A Associação Internacional do Transporte Aéreo (Iata) projeta uma redução de US$ 23 bilhões, cerca de R$ 120 bilhões, no lucro das companhias aéreas em 2026.
O anúncio foi feito no domingo, 7, e indica que, caso se confirme, a perda representará quase metade do lucro esperado para 2025, que é de US$ 45 bilhões.
Willie Walsh, diretor-geral da Iata, atribui a projeção pessimista ao aumento abrupto nos preços dos combustíveis, exacerbado pela guerra no Irã. Segundo ele, houve um aumento de 70% nos preços, e, apesar de as companhias tentarem compensar por meio de aumentos de tarifas e melhorias de eficiência, isso não será suficiente para manter a lucratividade nos níveis do ano passado.
Em contrapartida, a Iata prevê uma taxa de ocupação recorde de assentos, que deve atingir 84% em 2026, em comparação com 83,6% no ano anterior. Cada passageiro deve gerar, em média, um lucro líquido de US$ 4,50, o que representa menos da metade dos US$ 9,10 reportados no ano anterior.
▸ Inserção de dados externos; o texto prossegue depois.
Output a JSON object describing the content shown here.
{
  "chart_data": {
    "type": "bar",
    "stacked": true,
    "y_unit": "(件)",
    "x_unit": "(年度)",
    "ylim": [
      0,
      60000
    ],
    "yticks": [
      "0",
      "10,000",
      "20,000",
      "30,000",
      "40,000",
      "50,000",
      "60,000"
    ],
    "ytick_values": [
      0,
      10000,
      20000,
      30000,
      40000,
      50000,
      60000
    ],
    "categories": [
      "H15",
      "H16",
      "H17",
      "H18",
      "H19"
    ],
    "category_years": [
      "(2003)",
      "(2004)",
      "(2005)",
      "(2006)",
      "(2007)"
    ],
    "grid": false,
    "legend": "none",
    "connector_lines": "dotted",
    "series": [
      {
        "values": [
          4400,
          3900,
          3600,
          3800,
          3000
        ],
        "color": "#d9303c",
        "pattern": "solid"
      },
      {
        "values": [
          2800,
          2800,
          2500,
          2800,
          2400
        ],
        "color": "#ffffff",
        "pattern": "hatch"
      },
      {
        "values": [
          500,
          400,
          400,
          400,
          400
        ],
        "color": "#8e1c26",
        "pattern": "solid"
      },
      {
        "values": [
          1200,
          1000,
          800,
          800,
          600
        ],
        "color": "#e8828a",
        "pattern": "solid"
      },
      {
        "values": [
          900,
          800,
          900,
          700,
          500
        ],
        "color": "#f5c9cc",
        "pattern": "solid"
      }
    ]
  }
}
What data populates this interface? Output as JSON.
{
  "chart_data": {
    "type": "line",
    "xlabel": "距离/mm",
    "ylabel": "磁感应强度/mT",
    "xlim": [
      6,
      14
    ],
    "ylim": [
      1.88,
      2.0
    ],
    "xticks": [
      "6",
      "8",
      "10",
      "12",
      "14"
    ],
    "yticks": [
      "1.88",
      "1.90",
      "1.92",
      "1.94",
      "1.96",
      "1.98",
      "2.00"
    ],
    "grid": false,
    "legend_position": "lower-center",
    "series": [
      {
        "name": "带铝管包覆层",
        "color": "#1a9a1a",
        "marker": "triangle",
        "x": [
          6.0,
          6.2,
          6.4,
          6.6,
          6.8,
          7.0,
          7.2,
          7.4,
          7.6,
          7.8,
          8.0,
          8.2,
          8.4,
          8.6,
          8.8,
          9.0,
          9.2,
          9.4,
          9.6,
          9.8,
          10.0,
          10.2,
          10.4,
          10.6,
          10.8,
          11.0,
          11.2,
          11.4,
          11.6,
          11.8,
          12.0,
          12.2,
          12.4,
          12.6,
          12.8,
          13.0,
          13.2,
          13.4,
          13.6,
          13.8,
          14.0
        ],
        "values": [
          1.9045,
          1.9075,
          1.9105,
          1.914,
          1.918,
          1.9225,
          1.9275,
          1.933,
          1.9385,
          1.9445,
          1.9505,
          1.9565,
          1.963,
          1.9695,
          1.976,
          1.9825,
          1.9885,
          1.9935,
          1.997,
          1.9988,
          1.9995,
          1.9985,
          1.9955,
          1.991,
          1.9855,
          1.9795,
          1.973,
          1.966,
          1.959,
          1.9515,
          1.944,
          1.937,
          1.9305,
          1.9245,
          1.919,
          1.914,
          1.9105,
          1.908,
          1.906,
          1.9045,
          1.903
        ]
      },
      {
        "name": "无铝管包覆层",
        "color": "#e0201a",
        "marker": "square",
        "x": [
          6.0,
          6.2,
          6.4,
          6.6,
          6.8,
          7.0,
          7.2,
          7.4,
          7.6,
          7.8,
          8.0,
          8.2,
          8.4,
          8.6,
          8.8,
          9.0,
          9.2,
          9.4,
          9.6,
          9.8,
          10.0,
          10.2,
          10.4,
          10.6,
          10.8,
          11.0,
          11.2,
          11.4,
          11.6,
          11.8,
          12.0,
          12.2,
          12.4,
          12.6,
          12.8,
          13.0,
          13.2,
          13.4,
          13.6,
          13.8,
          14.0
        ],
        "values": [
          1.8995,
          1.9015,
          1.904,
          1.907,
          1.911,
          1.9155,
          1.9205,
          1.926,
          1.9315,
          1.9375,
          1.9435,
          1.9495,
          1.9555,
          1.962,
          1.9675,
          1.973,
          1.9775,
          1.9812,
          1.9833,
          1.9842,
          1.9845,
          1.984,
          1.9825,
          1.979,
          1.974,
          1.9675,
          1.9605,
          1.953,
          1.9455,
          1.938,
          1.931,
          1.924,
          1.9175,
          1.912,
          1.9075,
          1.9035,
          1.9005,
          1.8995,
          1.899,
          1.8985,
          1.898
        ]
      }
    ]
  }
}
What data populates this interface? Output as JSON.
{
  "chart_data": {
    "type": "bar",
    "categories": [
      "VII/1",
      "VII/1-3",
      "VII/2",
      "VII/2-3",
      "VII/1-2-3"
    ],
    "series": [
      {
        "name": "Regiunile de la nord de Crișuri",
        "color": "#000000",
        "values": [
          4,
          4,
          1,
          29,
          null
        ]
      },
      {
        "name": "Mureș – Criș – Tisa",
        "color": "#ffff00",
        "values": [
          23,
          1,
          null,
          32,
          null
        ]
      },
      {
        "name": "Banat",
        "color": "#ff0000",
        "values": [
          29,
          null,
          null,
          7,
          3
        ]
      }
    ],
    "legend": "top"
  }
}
Na América Latina, a expectativa de queda no lucro líquido das empresas é de 37%. A margem líquida deve reduzir de 3% para 2%. Walsh comentou que as companhias aéreas da região geralmente operam com menor flexibilidade financeira, o que limita sua habilidade de absorver choques de mercado e de investir na expansão da frota e das rotas.